Prison is ingrained in Russian song, language and folklore. “You can never be safe from prison or the begging bowl,” runs a popular proverb. “If you have not been to prison, you don’t know life,” goes another common saying. Despite the barbed-wire fences, the separation between the world inside and outside prison has always been notional. Prisoners are not an aberration but an essential part of Russian life.

“The only place befitting an honest man in Russia at the present time is a prison,” a character reflects in Tolstoy’s novel “Resurrection”. Much of the book is set in a penal colony in Siberia in homage to Dostoyevsky. Tolstoy, much to his regret, never went to prison. Neither did Anton Chekhov. But both recognised that you cannot be a writer of national importance without incorporating the institution into your literary world. For those who aspire to be national politicians in Russia, prison is not just a punishment or hindrance but the ultimate test of someone’s convictions. It asserts their dignity and earns them moral authority.

Prison is ingrained in Russian song, language and folklore. “If you have not been to prison, you don’t know life,” goes one proverb

Navalny, the ultimate national politician, understood this fully. He walked into prison to strike at the fear that prison instils and, in so doing, liberate his people from paralysis. When Putin tortured Navalny, he didn’t want a confession but a plea for mercy, an admission that fear works. He could not obtain it.

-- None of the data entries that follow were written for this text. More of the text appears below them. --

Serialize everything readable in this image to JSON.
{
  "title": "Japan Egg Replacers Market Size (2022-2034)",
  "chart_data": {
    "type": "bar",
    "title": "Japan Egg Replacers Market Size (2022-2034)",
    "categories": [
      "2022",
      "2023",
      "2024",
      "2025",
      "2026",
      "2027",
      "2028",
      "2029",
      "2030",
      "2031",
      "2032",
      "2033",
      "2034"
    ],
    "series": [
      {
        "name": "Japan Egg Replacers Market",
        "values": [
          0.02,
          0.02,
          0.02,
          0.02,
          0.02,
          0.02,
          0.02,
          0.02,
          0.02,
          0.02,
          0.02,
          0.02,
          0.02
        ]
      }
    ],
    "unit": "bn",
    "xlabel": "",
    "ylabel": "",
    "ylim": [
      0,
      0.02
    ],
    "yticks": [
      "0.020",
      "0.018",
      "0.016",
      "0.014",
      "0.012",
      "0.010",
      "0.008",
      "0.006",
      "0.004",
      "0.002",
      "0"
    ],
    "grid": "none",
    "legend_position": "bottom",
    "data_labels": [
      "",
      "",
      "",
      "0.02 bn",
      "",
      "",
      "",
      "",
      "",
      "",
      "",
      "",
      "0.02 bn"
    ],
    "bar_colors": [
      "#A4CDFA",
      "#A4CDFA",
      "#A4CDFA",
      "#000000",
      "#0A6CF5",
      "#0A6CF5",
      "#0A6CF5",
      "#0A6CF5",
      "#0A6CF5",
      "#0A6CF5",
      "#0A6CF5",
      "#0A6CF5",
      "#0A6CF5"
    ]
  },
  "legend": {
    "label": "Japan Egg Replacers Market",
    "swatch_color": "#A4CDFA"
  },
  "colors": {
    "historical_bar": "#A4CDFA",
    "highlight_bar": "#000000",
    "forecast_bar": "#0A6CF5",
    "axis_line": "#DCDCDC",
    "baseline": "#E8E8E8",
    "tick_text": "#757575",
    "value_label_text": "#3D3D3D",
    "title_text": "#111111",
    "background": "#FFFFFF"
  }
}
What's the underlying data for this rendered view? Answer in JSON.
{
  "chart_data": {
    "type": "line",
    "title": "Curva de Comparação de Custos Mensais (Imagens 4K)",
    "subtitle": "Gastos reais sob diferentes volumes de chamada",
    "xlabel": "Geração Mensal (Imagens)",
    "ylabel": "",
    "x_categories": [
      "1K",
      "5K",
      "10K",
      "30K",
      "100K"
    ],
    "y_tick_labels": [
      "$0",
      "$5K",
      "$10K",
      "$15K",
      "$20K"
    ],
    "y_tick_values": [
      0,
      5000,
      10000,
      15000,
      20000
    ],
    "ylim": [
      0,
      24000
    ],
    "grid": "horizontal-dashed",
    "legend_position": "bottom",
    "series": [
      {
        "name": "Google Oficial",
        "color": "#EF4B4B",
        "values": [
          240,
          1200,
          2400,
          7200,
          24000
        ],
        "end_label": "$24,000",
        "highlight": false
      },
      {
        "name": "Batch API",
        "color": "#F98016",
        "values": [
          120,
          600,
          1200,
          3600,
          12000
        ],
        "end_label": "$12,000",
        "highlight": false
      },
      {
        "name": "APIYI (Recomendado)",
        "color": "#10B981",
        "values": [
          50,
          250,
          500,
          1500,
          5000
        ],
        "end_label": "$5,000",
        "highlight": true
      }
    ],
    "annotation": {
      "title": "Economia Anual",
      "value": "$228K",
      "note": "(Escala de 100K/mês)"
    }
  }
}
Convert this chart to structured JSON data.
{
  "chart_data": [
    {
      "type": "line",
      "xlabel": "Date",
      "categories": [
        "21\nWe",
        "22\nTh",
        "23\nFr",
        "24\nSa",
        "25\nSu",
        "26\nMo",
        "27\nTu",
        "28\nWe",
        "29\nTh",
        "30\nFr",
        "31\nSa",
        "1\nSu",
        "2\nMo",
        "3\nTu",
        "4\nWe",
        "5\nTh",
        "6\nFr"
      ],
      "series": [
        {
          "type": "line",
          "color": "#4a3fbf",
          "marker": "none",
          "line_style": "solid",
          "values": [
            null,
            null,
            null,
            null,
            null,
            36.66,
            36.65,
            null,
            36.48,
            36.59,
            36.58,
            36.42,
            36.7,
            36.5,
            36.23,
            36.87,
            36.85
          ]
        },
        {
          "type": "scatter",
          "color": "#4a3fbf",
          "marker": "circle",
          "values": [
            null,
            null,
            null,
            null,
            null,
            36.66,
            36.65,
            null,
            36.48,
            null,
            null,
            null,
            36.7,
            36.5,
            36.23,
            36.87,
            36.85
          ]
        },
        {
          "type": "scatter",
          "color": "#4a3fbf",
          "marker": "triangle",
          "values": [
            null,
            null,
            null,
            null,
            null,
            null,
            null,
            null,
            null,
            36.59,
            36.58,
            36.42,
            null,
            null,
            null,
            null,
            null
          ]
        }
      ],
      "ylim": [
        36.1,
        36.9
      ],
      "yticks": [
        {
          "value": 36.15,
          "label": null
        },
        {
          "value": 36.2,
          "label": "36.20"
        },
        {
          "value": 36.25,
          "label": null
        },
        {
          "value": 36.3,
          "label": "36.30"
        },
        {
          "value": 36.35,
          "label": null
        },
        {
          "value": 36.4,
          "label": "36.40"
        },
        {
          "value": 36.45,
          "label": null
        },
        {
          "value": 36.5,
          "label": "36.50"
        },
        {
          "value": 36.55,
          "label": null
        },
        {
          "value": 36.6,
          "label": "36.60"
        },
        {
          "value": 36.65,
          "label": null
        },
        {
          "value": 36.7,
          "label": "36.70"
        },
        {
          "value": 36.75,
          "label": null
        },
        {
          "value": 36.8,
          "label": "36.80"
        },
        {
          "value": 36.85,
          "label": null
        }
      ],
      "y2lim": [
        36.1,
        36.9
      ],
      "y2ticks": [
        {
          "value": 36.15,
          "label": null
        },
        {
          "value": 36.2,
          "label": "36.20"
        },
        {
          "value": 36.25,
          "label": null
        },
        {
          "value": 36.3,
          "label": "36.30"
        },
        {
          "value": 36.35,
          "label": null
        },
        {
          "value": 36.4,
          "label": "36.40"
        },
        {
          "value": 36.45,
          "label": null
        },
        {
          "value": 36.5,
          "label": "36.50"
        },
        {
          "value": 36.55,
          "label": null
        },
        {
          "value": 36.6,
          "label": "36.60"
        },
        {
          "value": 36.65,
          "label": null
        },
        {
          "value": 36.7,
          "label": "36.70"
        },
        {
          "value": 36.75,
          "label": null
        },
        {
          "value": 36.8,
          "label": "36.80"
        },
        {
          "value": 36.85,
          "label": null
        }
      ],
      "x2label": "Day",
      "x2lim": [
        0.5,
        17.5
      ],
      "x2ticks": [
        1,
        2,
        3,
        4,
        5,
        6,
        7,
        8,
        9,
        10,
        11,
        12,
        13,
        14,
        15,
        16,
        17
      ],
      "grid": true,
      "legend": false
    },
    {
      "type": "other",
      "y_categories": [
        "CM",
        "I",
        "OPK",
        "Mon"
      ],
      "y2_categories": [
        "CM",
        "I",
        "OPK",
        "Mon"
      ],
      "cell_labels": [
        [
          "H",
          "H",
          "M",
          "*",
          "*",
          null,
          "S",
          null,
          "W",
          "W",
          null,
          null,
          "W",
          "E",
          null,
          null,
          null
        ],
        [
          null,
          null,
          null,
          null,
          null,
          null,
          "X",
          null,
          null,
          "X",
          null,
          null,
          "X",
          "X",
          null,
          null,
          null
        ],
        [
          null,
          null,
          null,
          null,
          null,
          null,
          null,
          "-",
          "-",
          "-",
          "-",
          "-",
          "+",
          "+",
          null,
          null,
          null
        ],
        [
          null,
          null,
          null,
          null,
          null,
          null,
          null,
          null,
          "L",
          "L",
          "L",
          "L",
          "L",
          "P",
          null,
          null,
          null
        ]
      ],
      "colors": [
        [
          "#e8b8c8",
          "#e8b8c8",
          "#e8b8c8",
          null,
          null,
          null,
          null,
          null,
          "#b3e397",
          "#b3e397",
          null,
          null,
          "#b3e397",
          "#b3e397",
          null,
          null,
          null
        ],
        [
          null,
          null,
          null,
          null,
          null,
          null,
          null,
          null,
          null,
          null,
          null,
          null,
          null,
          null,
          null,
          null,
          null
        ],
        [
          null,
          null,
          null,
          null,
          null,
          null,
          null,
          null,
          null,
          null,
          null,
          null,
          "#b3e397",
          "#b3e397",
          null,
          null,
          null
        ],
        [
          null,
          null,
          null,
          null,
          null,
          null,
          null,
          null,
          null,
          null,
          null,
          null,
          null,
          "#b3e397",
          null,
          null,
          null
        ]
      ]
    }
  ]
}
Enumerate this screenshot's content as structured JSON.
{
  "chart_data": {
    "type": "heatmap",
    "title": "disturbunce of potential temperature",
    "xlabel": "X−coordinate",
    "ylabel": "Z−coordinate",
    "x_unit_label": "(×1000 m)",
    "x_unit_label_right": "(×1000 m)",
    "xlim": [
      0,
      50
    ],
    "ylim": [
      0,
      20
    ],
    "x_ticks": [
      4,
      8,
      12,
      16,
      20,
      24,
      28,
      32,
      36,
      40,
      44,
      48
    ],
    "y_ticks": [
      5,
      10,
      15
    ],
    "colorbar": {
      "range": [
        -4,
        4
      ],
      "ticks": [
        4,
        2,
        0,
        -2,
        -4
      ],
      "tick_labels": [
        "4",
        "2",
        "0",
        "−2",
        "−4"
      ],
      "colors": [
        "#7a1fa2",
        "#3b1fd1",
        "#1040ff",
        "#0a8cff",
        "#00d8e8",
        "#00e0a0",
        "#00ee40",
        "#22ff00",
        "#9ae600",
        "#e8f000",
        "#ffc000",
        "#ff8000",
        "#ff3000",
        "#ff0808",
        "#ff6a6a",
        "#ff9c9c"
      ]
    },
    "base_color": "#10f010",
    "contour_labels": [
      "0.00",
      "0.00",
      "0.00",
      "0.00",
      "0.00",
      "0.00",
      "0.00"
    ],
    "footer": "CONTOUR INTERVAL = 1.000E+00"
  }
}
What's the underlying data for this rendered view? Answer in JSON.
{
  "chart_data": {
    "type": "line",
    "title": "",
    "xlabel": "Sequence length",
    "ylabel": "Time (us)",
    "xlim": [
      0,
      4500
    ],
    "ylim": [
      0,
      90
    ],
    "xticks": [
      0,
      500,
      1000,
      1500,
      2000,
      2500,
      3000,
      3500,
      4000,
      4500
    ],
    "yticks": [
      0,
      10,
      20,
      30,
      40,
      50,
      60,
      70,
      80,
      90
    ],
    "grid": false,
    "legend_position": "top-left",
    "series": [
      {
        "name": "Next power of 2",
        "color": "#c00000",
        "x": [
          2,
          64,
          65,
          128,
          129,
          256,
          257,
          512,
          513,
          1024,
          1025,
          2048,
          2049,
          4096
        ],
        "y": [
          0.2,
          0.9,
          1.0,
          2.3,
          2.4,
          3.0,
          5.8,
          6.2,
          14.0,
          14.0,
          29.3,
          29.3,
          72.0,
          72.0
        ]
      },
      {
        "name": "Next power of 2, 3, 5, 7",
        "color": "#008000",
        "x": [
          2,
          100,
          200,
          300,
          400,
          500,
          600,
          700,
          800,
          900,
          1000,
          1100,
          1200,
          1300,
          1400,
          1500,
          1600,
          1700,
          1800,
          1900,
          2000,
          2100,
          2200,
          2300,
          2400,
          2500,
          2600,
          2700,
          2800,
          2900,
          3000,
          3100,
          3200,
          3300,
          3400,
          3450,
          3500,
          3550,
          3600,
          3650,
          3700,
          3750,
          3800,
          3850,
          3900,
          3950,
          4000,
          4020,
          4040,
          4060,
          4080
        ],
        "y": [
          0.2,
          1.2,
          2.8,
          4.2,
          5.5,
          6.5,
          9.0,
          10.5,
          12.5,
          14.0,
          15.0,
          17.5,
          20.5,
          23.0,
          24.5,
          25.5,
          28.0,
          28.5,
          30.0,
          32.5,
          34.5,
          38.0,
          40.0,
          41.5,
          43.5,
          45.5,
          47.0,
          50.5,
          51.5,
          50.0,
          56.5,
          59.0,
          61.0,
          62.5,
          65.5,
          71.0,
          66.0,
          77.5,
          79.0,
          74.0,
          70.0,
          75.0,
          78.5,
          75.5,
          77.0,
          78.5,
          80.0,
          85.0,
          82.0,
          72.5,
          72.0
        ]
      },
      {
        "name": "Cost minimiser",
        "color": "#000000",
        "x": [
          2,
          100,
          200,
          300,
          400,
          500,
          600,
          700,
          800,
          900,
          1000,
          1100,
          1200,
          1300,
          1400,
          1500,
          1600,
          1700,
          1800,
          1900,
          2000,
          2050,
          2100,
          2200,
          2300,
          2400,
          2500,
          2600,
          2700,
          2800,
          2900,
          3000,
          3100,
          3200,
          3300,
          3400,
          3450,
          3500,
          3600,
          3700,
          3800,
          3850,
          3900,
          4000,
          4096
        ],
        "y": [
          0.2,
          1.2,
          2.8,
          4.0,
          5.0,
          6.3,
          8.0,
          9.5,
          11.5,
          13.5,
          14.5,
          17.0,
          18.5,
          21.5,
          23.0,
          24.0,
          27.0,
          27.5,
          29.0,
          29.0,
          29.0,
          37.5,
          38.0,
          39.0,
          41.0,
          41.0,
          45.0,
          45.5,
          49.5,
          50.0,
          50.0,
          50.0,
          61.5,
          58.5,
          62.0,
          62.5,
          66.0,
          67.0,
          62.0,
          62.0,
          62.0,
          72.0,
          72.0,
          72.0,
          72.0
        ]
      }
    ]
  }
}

In his last significant appeal to Russia’s supreme court made from his penal colony, Navalny pleaded not for justice for his country or for his own release, but for the right of prisoners to have two items of printed material in a punishment cell. The rules permitted just one. For himself he requested two books – the Bible and “The Law of God”, a volume of Orthodox teachings. But he wasn’t just concerned with his own situation. A Muslim prisoner, he argued, is faced with a choice of having the Quran or a newspaper. Such a prisoner would always choose the former, but anyone put in a punishment cell also needs a newspaper because “it is a very cold place.” he said: “Do you know what they take newspapers into the cell for? To cover themselves at night.” In Russia the separation between prison and freedom, life and death, is newspaper thin.